Department of Romance Studies
Melissa Simmermeyer teaches Spanish-language courses at all levels. Besides second-language acquisition, her research interests include assessment, teaching grammar, teaching writing and rhetorical strategies, cultural and sustainability studies, translation, community-based learning, and digital pedagogy (approaching the use of digital tools in courses from a critical perspective). In her classes she integrates literary and other artistic production from all parts of the Spanish-speaking world, but especially works by Latinx in the US and artists from minority groups in Latin America.

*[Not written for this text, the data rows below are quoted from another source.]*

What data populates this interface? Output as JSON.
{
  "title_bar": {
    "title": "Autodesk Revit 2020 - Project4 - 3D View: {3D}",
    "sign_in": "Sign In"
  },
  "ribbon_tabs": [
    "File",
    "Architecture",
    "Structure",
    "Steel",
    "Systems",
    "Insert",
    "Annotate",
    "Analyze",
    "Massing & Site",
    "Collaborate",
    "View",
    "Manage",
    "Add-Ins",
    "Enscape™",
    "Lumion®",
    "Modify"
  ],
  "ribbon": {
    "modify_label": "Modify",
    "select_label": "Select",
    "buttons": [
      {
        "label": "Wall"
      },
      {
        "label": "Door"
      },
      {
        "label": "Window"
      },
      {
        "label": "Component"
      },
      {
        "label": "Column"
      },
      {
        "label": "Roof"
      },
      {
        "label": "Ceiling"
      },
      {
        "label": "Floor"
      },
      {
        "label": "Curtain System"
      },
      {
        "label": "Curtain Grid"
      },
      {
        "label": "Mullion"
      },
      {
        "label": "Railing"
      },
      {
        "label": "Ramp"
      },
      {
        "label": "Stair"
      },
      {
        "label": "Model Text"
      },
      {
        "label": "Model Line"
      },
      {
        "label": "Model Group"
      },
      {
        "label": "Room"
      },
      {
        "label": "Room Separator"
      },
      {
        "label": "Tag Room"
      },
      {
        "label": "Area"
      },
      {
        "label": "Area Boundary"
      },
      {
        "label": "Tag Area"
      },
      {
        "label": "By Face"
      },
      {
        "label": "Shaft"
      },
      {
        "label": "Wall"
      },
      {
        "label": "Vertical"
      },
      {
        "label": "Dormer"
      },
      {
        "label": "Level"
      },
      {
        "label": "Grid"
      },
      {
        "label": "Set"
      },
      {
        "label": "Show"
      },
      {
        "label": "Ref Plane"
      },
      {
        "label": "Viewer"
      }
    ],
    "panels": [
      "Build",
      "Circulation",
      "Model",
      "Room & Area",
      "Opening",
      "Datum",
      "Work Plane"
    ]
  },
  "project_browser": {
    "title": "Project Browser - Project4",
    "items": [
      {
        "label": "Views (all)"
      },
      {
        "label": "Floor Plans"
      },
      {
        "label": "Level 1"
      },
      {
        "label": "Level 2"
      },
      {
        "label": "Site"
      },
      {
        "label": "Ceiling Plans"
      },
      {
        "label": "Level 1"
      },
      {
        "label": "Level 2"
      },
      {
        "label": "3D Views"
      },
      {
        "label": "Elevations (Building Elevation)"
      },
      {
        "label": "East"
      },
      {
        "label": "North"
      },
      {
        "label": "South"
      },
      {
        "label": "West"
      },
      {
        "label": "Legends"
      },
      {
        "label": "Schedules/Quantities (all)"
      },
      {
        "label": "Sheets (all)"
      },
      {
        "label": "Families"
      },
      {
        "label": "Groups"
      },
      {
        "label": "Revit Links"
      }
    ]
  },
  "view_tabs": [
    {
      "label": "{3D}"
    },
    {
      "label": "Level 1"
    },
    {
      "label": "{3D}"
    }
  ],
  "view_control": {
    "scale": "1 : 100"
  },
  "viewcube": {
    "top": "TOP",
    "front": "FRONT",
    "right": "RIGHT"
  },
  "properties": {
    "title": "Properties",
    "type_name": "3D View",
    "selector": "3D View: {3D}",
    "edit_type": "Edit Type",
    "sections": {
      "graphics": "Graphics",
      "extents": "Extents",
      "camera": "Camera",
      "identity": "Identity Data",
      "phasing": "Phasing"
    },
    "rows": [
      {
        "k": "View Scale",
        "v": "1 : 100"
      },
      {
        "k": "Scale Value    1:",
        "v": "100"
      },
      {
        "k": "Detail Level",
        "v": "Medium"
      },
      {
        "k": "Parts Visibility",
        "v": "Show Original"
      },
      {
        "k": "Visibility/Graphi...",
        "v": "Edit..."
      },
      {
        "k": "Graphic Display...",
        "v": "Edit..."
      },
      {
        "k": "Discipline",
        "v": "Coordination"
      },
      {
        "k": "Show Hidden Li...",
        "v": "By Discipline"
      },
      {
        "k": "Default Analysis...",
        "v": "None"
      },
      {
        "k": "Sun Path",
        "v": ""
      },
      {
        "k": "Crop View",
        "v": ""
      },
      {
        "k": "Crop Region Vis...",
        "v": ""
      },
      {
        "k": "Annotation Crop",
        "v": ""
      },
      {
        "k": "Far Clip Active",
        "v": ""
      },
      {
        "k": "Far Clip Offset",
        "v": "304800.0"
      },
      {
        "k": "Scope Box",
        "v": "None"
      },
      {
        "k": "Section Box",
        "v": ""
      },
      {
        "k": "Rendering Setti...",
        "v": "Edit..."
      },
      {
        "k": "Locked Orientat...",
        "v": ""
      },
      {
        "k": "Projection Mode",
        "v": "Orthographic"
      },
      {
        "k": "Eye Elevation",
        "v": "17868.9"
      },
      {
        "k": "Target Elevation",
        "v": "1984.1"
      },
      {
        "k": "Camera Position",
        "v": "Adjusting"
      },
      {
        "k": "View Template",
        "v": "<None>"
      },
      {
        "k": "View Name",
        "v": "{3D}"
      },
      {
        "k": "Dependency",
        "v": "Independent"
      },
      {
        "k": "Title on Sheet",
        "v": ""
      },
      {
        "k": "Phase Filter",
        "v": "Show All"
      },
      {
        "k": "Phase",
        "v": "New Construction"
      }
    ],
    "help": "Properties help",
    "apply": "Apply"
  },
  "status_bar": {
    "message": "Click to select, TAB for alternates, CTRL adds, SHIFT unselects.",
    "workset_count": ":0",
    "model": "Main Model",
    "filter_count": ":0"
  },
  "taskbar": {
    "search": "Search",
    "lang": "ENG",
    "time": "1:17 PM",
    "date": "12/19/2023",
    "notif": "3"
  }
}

Simmermeyer is the coordinator of Advanced Spanish Writing courses, and the Bacca Fellowship has sustained her exploration of the complex relationship between spoken and oral discourse in the 21stcentury. As a 2011-2102 CIT-TWP Research with Writing Faculty Fellow she began examining the role of student presentations as support for research with writing (Scaffolding the writing process: Framing a space for critical thinking in L2). In community with the 2015-2016 Bacca Fellows, she continues to develop her vision for how professors (who generally lag behind their students when it comes to digital genres and innovations) can learn from their students and in turn teach them key time-honored rhetorical strategies that survive translation to present-day realities. She believes it is incumbent upon professors to help students identify and articulate their individual research interests, to advise students how to present effectively either orally, in writing, or both in a variety of media and contexts, and to get students started on a path toward increased autonomy and greater participation as citizens of the world.